Sam turns, hollow-eyed, lips stitched tight by death. He looks at me—straight through the years, through blood and choice and whatever veil holds ghosts back.
And what he shows me next is not the past. It’s prophecy. Me—kneeling in a salt circle, hands stained, a crown just out of reach. Someone is at my feet. I don’t know who.
But I think I loved them.
Another flash. Quicker this time.
A bone carving. Unlike Ashki’s seal, this is a turtle. Floating. Burning. The eclipse mark glowing beneath my skin.
Then…
The ash tree.
Sam. Back under it. Holding his journal out.
I step forward, heart pounding, and kneel. But there’s nothing in his hands now. Just mist.
Still, I understand.
Not a memory. A message.
You have more than you were told. You come from both. You are the storm and the shield.
His eyes flick to the mark on my leg—the one shaped like an eclipse, hidden just above the curve of my thigh.
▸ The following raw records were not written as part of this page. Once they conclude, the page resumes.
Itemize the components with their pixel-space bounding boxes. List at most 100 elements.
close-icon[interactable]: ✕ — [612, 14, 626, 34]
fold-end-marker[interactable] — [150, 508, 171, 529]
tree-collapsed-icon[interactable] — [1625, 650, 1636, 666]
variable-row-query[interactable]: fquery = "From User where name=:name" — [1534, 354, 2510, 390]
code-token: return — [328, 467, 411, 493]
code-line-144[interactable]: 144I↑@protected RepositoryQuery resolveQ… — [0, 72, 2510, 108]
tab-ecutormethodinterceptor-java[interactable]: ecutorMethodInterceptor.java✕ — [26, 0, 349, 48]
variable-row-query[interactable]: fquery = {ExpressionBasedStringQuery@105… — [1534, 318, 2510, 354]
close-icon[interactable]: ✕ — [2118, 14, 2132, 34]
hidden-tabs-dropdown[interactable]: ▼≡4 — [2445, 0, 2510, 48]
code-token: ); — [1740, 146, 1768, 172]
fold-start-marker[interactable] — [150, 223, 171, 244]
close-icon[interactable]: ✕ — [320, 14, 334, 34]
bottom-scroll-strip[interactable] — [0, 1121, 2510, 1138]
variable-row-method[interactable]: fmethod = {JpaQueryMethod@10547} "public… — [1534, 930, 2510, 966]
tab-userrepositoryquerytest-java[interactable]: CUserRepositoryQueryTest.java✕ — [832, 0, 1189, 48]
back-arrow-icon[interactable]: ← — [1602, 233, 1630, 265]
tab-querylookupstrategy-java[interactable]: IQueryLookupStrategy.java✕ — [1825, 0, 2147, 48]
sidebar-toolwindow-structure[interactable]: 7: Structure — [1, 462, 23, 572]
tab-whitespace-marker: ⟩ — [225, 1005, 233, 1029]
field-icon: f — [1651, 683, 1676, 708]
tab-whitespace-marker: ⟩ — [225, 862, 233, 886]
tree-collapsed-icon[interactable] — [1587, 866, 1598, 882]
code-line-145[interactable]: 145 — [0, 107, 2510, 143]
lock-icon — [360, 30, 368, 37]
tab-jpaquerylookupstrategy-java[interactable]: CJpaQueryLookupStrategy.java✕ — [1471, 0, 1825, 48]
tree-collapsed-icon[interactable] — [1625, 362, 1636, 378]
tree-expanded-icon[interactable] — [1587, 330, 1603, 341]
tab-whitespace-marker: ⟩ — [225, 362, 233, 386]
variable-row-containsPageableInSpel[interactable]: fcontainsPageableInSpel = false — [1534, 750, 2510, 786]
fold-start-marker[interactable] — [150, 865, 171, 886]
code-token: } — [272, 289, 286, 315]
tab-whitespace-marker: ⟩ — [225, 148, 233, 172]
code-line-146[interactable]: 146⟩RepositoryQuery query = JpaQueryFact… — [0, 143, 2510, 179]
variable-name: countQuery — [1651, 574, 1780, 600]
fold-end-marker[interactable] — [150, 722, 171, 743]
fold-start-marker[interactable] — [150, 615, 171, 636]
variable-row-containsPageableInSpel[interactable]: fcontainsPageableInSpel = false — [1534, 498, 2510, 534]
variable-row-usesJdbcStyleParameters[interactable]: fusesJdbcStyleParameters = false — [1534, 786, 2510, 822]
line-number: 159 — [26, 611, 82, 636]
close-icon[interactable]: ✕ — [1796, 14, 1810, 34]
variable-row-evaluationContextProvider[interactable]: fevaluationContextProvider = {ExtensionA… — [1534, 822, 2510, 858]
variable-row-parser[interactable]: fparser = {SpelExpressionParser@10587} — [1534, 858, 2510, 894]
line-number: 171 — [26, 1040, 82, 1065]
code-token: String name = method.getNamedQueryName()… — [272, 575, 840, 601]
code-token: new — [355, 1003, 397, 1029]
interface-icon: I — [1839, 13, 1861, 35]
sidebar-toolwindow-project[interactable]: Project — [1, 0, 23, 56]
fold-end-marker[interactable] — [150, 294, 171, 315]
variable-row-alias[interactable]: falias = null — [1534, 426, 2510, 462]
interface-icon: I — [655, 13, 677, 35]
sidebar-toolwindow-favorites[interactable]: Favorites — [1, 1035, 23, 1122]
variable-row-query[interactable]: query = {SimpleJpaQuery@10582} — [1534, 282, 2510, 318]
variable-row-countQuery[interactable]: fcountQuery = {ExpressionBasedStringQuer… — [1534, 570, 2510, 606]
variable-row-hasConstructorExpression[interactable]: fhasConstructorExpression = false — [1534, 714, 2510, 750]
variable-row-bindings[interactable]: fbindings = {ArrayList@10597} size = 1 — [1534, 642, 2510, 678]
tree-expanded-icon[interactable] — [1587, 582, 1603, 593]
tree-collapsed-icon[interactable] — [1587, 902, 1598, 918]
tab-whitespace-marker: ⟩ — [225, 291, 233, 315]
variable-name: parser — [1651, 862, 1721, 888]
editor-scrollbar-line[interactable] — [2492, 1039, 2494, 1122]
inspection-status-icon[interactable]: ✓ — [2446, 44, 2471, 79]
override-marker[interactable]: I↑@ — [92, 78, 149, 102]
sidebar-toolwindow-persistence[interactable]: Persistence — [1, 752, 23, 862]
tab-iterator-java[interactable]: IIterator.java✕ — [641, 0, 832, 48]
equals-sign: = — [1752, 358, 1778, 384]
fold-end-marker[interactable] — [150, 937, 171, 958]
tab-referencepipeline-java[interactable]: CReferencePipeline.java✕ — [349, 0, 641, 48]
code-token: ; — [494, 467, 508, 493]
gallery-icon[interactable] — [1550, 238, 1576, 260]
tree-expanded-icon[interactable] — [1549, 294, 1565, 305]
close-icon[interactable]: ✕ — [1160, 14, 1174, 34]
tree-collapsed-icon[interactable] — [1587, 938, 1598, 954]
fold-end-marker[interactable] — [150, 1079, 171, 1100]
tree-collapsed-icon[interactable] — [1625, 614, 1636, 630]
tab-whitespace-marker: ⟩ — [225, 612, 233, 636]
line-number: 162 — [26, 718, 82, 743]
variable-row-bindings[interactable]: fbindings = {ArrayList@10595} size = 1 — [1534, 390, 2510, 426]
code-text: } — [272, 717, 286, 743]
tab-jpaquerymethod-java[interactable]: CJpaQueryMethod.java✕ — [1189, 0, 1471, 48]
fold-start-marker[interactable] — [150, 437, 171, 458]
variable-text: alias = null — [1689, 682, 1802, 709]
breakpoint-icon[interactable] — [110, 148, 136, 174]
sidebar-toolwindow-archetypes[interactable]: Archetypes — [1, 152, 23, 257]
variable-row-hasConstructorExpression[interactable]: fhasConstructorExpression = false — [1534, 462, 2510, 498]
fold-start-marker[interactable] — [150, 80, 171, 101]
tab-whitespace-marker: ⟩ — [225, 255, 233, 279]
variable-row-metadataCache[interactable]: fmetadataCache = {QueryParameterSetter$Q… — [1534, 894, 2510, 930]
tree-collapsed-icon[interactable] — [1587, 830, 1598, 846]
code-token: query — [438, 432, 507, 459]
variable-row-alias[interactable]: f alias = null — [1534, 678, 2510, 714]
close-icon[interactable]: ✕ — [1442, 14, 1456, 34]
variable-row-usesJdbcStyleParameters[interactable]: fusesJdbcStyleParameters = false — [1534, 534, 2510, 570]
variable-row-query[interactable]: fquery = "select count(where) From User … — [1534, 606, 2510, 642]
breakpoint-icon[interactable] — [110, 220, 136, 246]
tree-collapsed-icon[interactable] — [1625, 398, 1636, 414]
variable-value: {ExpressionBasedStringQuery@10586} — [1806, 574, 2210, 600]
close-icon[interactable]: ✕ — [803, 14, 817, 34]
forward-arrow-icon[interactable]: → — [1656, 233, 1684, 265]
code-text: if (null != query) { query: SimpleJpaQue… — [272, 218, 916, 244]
Then to the horizon. To where Cody waits. To where the past can no longer guide me.
And I know, without a single word:
You won’t find your future in the past.
But you’ll need it to survive what’s coming.
A single gust tears through the clearing.
When I blink, he’s gone.
No final look.
No goodbye.
Just the silence of the dead. And the weight of everything he couldn’t say.